Comment est né ce projet de série autour de l’Empire Roller Disco ?

La série m’a été commandée au départ par un magazine international. J’ai été tout de suite intrigué par la perspective de ce shooting un peu particulier. C’était la première fois que je mettais les pieds à Crown Heights, à Brooklyn. Une fois dedans, j’ai été transporté dans un autre monde. Les patineurs, leur talent, leur enthousiasme, leur joie et leur abandon : tout m’a inspiré.

J’ai photographié cette série en une soirée d’immersion intense, en vivant le moment présent, et avec la sensibilité que j’ai acquise dans la rue.
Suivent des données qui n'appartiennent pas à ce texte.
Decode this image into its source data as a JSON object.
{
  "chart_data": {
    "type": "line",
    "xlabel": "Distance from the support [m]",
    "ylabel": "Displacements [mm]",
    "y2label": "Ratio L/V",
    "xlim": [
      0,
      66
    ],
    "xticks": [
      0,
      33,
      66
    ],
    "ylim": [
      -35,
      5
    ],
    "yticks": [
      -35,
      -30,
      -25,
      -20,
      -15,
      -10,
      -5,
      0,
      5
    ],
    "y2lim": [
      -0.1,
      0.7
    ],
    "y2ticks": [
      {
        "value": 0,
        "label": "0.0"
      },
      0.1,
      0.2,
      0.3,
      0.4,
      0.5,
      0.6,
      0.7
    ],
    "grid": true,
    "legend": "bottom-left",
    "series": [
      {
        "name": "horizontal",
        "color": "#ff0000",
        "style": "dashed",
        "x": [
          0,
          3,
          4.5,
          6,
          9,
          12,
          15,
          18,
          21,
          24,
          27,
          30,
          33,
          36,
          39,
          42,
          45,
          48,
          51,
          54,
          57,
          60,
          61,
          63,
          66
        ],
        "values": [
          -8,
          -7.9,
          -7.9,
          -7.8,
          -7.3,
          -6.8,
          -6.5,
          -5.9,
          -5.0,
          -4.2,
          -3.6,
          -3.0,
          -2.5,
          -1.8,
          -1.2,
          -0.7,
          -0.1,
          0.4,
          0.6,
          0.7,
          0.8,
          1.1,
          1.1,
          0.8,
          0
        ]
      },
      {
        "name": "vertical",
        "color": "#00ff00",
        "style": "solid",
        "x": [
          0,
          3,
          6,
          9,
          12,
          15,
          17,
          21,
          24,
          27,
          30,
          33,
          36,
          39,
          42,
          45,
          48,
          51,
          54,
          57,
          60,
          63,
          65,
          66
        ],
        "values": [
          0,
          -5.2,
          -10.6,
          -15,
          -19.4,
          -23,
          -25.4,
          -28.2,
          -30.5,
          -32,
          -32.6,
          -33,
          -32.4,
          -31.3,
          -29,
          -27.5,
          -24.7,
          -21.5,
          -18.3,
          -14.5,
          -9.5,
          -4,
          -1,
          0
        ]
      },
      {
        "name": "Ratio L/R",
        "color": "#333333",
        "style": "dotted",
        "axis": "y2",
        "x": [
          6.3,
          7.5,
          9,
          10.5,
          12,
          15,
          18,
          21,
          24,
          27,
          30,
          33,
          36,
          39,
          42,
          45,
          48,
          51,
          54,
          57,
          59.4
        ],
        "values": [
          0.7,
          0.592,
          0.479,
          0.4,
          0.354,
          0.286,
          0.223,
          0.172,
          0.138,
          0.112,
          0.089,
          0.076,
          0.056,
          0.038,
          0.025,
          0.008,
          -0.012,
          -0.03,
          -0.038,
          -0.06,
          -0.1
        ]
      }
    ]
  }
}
Les patineurs étaient ravis d’être photographiés et j’ai été gagné par leur énergie. L’un d’entre eux, particulièrement doué, s’est détaché du lot. Quand il a commencé à patiner, un groupe s’est formé autour de lui et l’a encouragé alors qu’il dansait avec ses patins comme un danseur de ballet.

Rétrospectivement, cette commande s’est transformée en un exercice vraiment spécial, c’est devenu un essai reflétant une époque qui ne peut pas être recréée. Cette courte histoire illustrée d’un roller disco de Brooklyn est une machine à remonter le temps qui révèle la culture d’une communauté et les personnes spéciales qui la composent. L’Empire Roller Disco était une sorte de centre communautaire qui a joué un rôle d’une grande importance à Crown Heights. Un lieu où l’on pouvait échanger, sociabiliser et s’intégrer.

© Patrick D. Pagnano

Dans quelles conditions as-tu shooté cette série ?

D’un point de vue technique, ce fut un challenge. La piste de roller était très sombre et les patineurs étaient constamment en mouvement. J’ai anticipé ces conditions en ramenant les lampes stroboscopiques de mon studio, et là encore, ce fut un challenge pour les utiliser du fait des règles de sécurité du lieu.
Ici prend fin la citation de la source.